If I had a million images, would it be better to store them in some folder/sub-folder hierarchy or just dump them all straight into a bucket (without any folders)?
Would dumping all the images into a hierarchy-less bucket slow down LIST operations?
Is there a significant overhead in creating folders and sub folders on the fly and setting up their ACLs (programatically speaking)?
S3 provides unlimited scalability, and there is no official limit on the amount of data and number of objects you can store in an S3 bucket. The size limit for objects stored in a bucket is 5 TB.
Bucket policies are limited to 20 KB in size. You can use the AWS Policy Generator to create a bucket policy for your Amazon S3 bucket.
You can upload any number of objects to the bucket. By default, you can create up to 100 buckets in each of your AWS accounts.

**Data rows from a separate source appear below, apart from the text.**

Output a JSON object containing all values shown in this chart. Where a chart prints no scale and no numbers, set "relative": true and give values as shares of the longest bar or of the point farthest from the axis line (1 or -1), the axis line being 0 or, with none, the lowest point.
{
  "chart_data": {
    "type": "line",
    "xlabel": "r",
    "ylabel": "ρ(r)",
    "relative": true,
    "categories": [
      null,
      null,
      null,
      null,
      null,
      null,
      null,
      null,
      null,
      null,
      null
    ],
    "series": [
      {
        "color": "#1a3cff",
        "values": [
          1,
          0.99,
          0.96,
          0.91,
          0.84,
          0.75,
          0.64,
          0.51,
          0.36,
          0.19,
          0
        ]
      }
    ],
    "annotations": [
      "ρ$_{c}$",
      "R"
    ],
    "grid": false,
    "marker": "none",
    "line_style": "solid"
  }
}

In Amazon S3, folders are used to group objects and organize files. Unlike a traditional file system, Amazon S3 doesn't use hierarchy to organize its objects and files. Amazon S3 console supports the folder concept only as a means of grouping (and displaying) objects.
S3 doesn't respect hierarchical namespaces. Each bucket simply contains a number of mappings from key to object (along with associated metadata, ACLs and so on).
Even though your object's key might contain a '/', S3 treats the path as a plain string and puts all objects in a flat namespace.
In my experience, LIST operations do take (linearly) longer as object count increases, but this is probably a symptom of the increased I/O required on the Amazon servers, and down the wire to your client.
However, lookup times do not seem to increase with object count - it's most probably some sort of O(1) hashtable implementation on their end - so having many objects in the same bucket should be just as performant as small buckets for normal usage (i.e. not LISTs).
As for the ACL, grants can be set on the bucket and on each individual object. As there is no hierarchy, they're your only two options. Obviously, setting as many bucket-wide grants will massively reduce your admin headaches if you have millions of files, but remember you can only grant permissions, not revoke them, so the bucket-wide grants should be the maximal subset of the ACL for all its contents.